The arrests were confirmed on Thursday by the Director of the Organismo de Investigacion Judicial (OIJ), Walter Espinoza and Laura Monge, the prosecutor of the Oficina de Asesoría Técnica y Relaciones Internacionales (Oatri) of the Ministerio Publico.
The men were identified by their last names, Dodt, Mortimer Jordan, Sniffen, Nastasi and Fink.
The police action was carried out in Pavas, León XIII and Escazú, after receiving a request from the United States authorities, by way of Interpol warrants for their extradition to North Carolina.
A woman identified by her last name Mommers, who lives in Perez Zeledon, is still at large.

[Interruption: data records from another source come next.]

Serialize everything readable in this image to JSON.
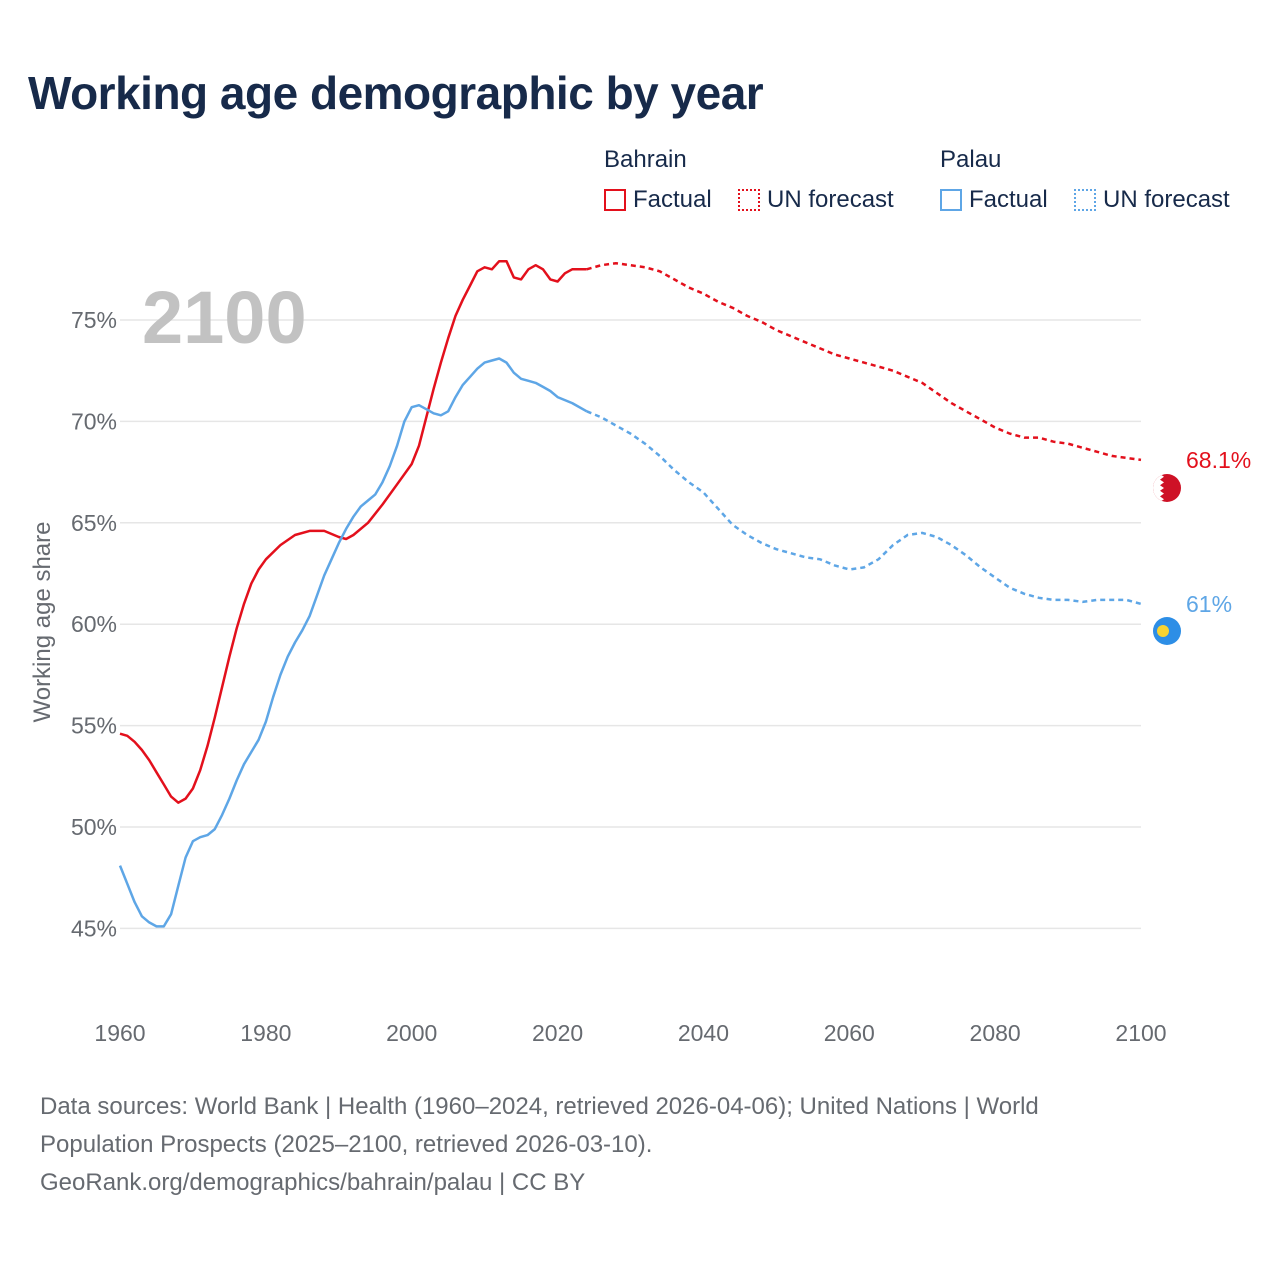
{
  "title": "Working age demographic by year",
  "legend": {
    "groups": [
      {
        "country": "Bahrain",
        "factual": "Factual",
        "forecast": "UN forecast",
        "color": "#e3101c"
      },
      {
        "country": "Palau",
        "factual": "Factual",
        "forecast": "UN forecast",
        "color": "#5ea6e6"
      }
    ]
  },
  "footer": {
    "line1": "Data sources: World Bank | Health (1960–2024, retrieved 2026-04-06); United Nations | World",
    "line2": "Population Prospects (2025–2100, retrieved 2026-03-10).",
    "line3": "GeoRank.org/demographics/bahrain/palau | CC BY"
  },
  "chart_data": {
    "type": "line",
    "title": "Working age demographic by year",
    "year_overlay": "2100",
    "xlabel": "",
    "ylabel": "Working age share",
    "xlim": [
      1960,
      2100
    ],
    "ylim": [
      43,
      78.5
    ],
    "x_ticks": [
      1960,
      1980,
      2000,
      2020,
      2040,
      2060,
      2080,
      2100
    ],
    "x_tick_labels": [
      "1960",
      "1980",
      "2000",
      "2020",
      "2040",
      "2060",
      "2080",
      "2100"
    ],
    "y_ticks": [
      45,
      50,
      55,
      60,
      65,
      70,
      75
    ],
    "y_tick_labels": [
      "45%",
      "50%",
      "55%",
      "60%",
      "65%",
      "70%",
      "75%"
    ],
    "grid": true,
    "factual_range": [
      1960,
      2024
    ],
    "forecast_range": [
      2024,
      2100
    ],
    "series": [
      {
        "name": "Bahrain",
        "color": "#e3101c",
        "end_label": "68.1%",
        "points": [
          [
            1960,
            54.6
          ],
          [
            1961,
            54.5
          ],
          [
            1962,
            54.2
          ],
          [
            1963,
            53.8
          ],
          [
            1964,
            53.3
          ],
          [
            1965,
            52.7
          ],
          [
            1966,
            52.1
          ],
          [
            1967,
            51.5
          ],
          [
            1968,
            51.2
          ],
          [
            1969,
            51.4
          ],
          [
            1970,
            51.9
          ],
          [
            1971,
            52.8
          ],
          [
            1972,
            54.0
          ],
          [
            1973,
            55.4
          ],
          [
            1974,
            56.9
          ],
          [
            1975,
            58.4
          ],
          [
            1976,
            59.8
          ],
          [
            1977,
            61.0
          ],
          [
            1978,
            62.0
          ],
          [
            1979,
            62.7
          ],
          [
            1980,
            63.2
          ],
          [
            1982,
            63.9
          ],
          [
            1984,
            64.4
          ],
          [
            1986,
            64.6
          ],
          [
            1988,
            64.6
          ],
          [
            1990,
            64.3
          ],
          [
            1991,
            64.2
          ],
          [
            1992,
            64.4
          ],
          [
            1994,
            65.0
          ],
          [
            1996,
            65.9
          ],
          [
            1998,
            66.9
          ],
          [
            2000,
            67.9
          ],
          [
            2001,
            68.8
          ],
          [
            2002,
            70.2
          ],
          [
            2003,
            71.6
          ],
          [
            2004,
            72.9
          ],
          [
            2005,
            74.1
          ],
          [
            2006,
            75.2
          ],
          [
            2007,
            76.0
          ],
          [
            2008,
            76.7
          ],
          [
            2009,
            77.4
          ],
          [
            2010,
            77.6
          ],
          [
            2011,
            77.5
          ],
          [
            2012,
            77.9
          ],
          [
            2013,
            77.9
          ],
          [
            2014,
            77.1
          ],
          [
            2015,
            77.0
          ],
          [
            2016,
            77.5
          ],
          [
            2017,
            77.7
          ],
          [
            2018,
            77.5
          ],
          [
            2019,
            77.0
          ],
          [
            2020,
            76.9
          ],
          [
            2021,
            77.3
          ],
          [
            2022,
            77.5
          ],
          [
            2024,
            77.5
          ],
          [
            2026,
            77.7
          ],
          [
            2028,
            77.8
          ],
          [
            2030,
            77.7
          ],
          [
            2032,
            77.6
          ],
          [
            2034,
            77.4
          ],
          [
            2036,
            77.0
          ],
          [
            2038,
            76.6
          ],
          [
            2040,
            76.3
          ],
          [
            2042,
            75.9
          ],
          [
            2044,
            75.6
          ],
          [
            2046,
            75.2
          ],
          [
            2048,
            74.9
          ],
          [
            2050,
            74.5
          ],
          [
            2052,
            74.2
          ],
          [
            2054,
            73.9
          ],
          [
            2056,
            73.6
          ],
          [
            2058,
            73.3
          ],
          [
            2060,
            73.1
          ],
          [
            2062,
            72.9
          ],
          [
            2064,
            72.7
          ],
          [
            2066,
            72.5
          ],
          [
            2068,
            72.2
          ],
          [
            2070,
            71.9
          ],
          [
            2072,
            71.4
          ],
          [
            2074,
            70.9
          ],
          [
            2076,
            70.5
          ],
          [
            2078,
            70.1
          ],
          [
            2080,
            69.7
          ],
          [
            2082,
            69.4
          ],
          [
            2084,
            69.2
          ],
          [
            2086,
            69.2
          ],
          [
            2088,
            69.0
          ],
          [
            2090,
            68.9
          ],
          [
            2092,
            68.7
          ],
          [
            2094,
            68.5
          ],
          [
            2096,
            68.3
          ],
          [
            2098,
            68.2
          ],
          [
            2100,
            68.1
          ]
        ]
      },
      {
        "name": "Palau",
        "color": "#5ea6e6",
        "end_label": "61%",
        "points": [
          [
            1960,
            48.1
          ],
          [
            1961,
            47.2
          ],
          [
            1962,
            46.3
          ],
          [
            1963,
            45.6
          ],
          [
            1964,
            45.3
          ],
          [
            1965,
            45.1
          ],
          [
            1966,
            45.1
          ],
          [
            1967,
            45.7
          ],
          [
            1968,
            47.1
          ],
          [
            1969,
            48.5
          ],
          [
            1970,
            49.3
          ],
          [
            1971,
            49.5
          ],
          [
            1972,
            49.6
          ],
          [
            1973,
            49.9
          ],
          [
            1974,
            50.6
          ],
          [
            1975,
            51.4
          ],
          [
            1976,
            52.3
          ],
          [
            1977,
            53.1
          ],
          [
            1978,
            53.7
          ],
          [
            1979,
            54.3
          ],
          [
            1980,
            55.2
          ],
          [
            1981,
            56.4
          ],
          [
            1982,
            57.5
          ],
          [
            1983,
            58.4
          ],
          [
            1984,
            59.1
          ],
          [
            1985,
            59.7
          ],
          [
            1986,
            60.4
          ],
          [
            1987,
            61.4
          ],
          [
            1988,
            62.4
          ],
          [
            1989,
            63.2
          ],
          [
            1990,
            64.0
          ],
          [
            1991,
            64.7
          ],
          [
            1992,
            65.3
          ],
          [
            1993,
            65.8
          ],
          [
            1994,
            66.1
          ],
          [
            1995,
            66.4
          ],
          [
            1996,
            67.0
          ],
          [
            1997,
            67.8
          ],
          [
            1998,
            68.8
          ],
          [
            1999,
            70.0
          ],
          [
            2000,
            70.7
          ],
          [
            2001,
            70.8
          ],
          [
            2002,
            70.6
          ],
          [
            2003,
            70.4
          ],
          [
            2004,
            70.3
          ],
          [
            2005,
            70.5
          ],
          [
            2006,
            71.2
          ],
          [
            2007,
            71.8
          ],
          [
            2008,
            72.2
          ],
          [
            2009,
            72.6
          ],
          [
            2010,
            72.9
          ],
          [
            2011,
            73.0
          ],
          [
            2012,
            73.1
          ],
          [
            2013,
            72.9
          ],
          [
            2014,
            72.4
          ],
          [
            2015,
            72.1
          ],
          [
            2016,
            72.0
          ],
          [
            2017,
            71.9
          ],
          [
            2018,
            71.7
          ],
          [
            2019,
            71.5
          ],
          [
            2020,
            71.2
          ],
          [
            2022,
            70.9
          ],
          [
            2024,
            70.5
          ],
          [
            2026,
            70.2
          ],
          [
            2028,
            69.8
          ],
          [
            2030,
            69.4
          ],
          [
            2032,
            68.9
          ],
          [
            2034,
            68.3
          ],
          [
            2036,
            67.6
          ],
          [
            2038,
            67.0
          ],
          [
            2040,
            66.5
          ],
          [
            2042,
            65.7
          ],
          [
            2044,
            64.9
          ],
          [
            2046,
            64.4
          ],
          [
            2048,
            64.0
          ],
          [
            2050,
            63.7
          ],
          [
            2052,
            63.5
          ],
          [
            2054,
            63.3
          ],
          [
            2056,
            63.2
          ],
          [
            2058,
            62.9
          ],
          [
            2060,
            62.7
          ],
          [
            2062,
            62.8
          ],
          [
            2064,
            63.2
          ],
          [
            2066,
            63.9
          ],
          [
            2068,
            64.4
          ],
          [
            2070,
            64.5
          ],
          [
            2072,
            64.3
          ],
          [
            2074,
            63.9
          ],
          [
            2076,
            63.4
          ],
          [
            2078,
            62.8
          ],
          [
            2080,
            62.3
          ],
          [
            2082,
            61.8
          ],
          [
            2084,
            61.5
          ],
          [
            2086,
            61.3
          ],
          [
            2088,
            61.2
          ],
          [
            2090,
            61.2
          ],
          [
            2092,
            61.1
          ],
          [
            2094,
            61.2
          ],
          [
            2096,
            61.2
          ],
          [
            2098,
            61.2
          ],
          [
            2100,
            61.0
          ]
        ]
      }
    ]
  }
}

According to the OIJ report, the suspected targeted people mostly over 55 years of age in the United States, impersonating agents of the U.S. Federal Trade Commission and other U.S. agencies.
The victims were told they were winners of a lottery jackpot, and in order to claim their prize, they need to make a refundable deposit to cover taxes and other costs.

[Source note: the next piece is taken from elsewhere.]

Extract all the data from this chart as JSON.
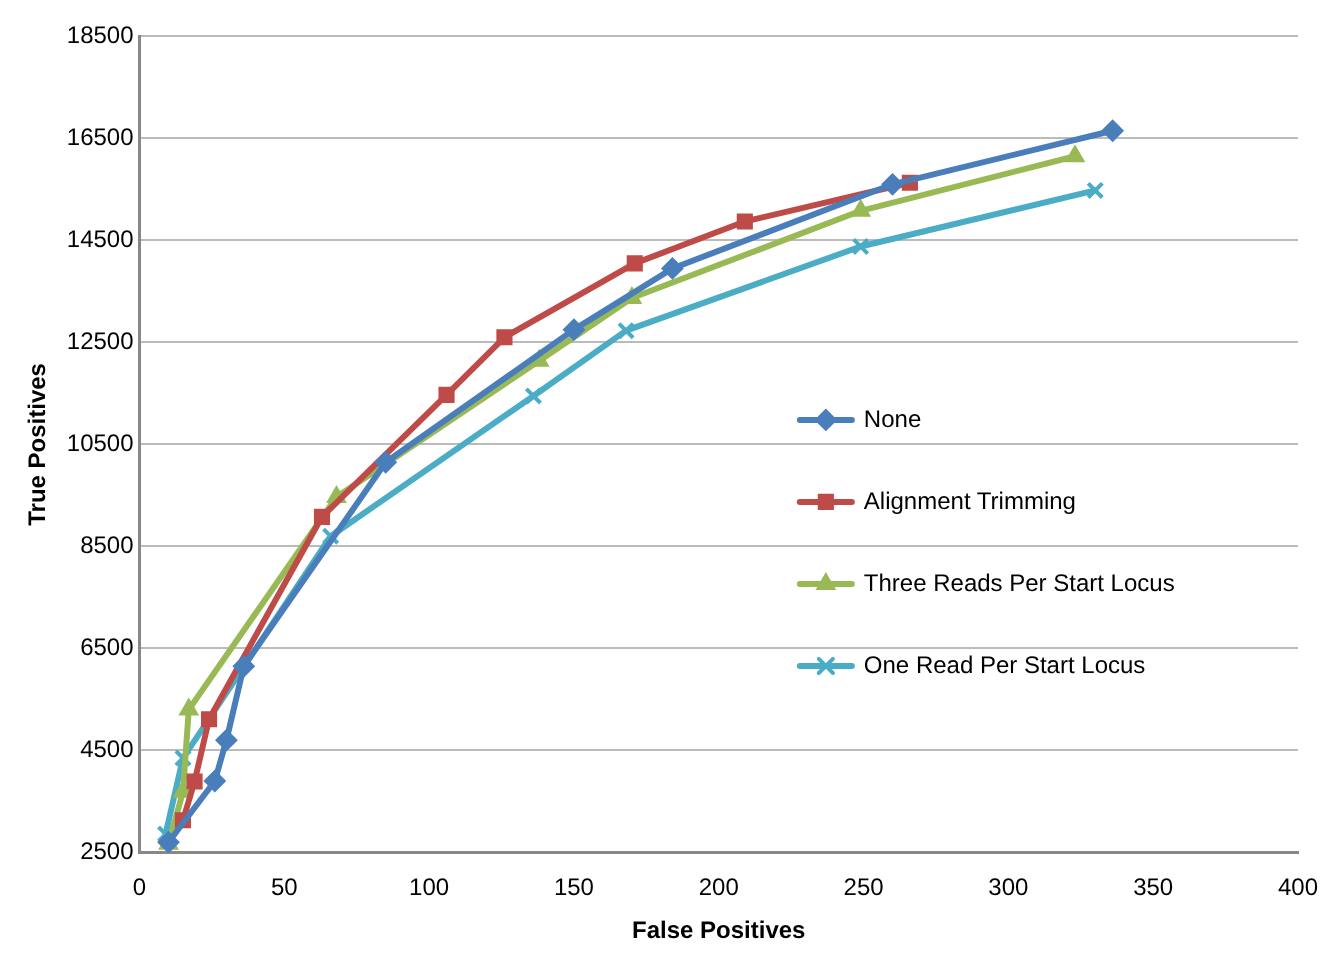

Sometimes the scam went a bit further, authorities in Costa Rica explained, the victims, after making their initial deposit, received another call telling them their winnings was larger and because of this would have to make a larger deposit. The deposits were made by way of an electronic (wire) transfer to accounts in Costa Rica, explained the Prosecutor’s office.
The deposits, ranging from between US$500 and US$1,850 were made by way of an electronic (wire) transfer to accounts in Costa Rica, between 2010 and 2014, explained the Prosecutor’s office.
The five are currently being held in Costa Rica while extradition proceedings take place, which could take up to six months, said Prosecutor Monge.
Beware of the Phone Scam
Phone scams are not new, they have been around for some time. Last March, the Federal Communications Commission is warning consumers about a new scam that is hooking consumers with just one word: Yes.
According to the FCC, the scam begins as soon as a person answers the phone. A recorded voice or an actual person asks: “Can you hear me?” And the consumer responds, “Yes.” Click here for the ABC report on this scam.
On its website, the IRS, continues to warn consumers to guard against scam phone calls from thieves intent on stealing their money or their identity. The IRS says it will NOT call you to demand immediate payment. The IRS will not call you if you owe taxes without first sending you a bill in the mail. Click here for the IRS website.
From Scamwatch, here is some good advice to protect yourself from being scammed.
- Lottery scams may use the names of legitimate overseas lotteries (often Spanish lotteries), so that if you do some superficial research, the scam will seem real. Some examples of the real Spanish lotteries that the scammers falsely use are Loteria Primitiva and El Gordo.
- If someone asks you to pay money up-front in order to receive a prize or winnings, it’s almost always a scam.
- To claim your prize, you will be asked to pay a fee. Scammers will often say these fees are for insurance costs, government taxes, bank fees or courier charges. The scammers make money by continually collecting these fees from you and stalling the payment of your winnings.
- Legitimate lotteries do not require you to pay a fee to collect winnings.
- Sometimes the scammers actually do send a check for part of your winnings, such as a few thousand dollars of winnings, to trick you into thinking the offer is legitimate. However this check will eventually bounce and you will not receive any real payments.
- If you think the prize offer might be genuine, contact your local consumer protection agency – they may be able to tell you more about the offer and if it is likely to be a scam.
- Verify the identity of the contact by calling the relevant organisation directly – find them through an independent source such as a phone book or online search. Do not use the contact details provided in the message sent to you.
- Do an internet search using the names or exact wording of the letter/email to check for any references to a scam – many scams can be identified this way.
- If you think it’s a scam, don’t respond — scammers will use a personal touch to play on your emotions to get what they want.
- Never send money or give credit card, online account details, or copies of important personal documents to anyone you don’t know or trust and never by email.
- Avoid any arrangement with a stranger that asks for up-front payment via money order, wire transfer, international funds transfer, pre-loaded card or electronic currency. It is rare to recover money sent this way.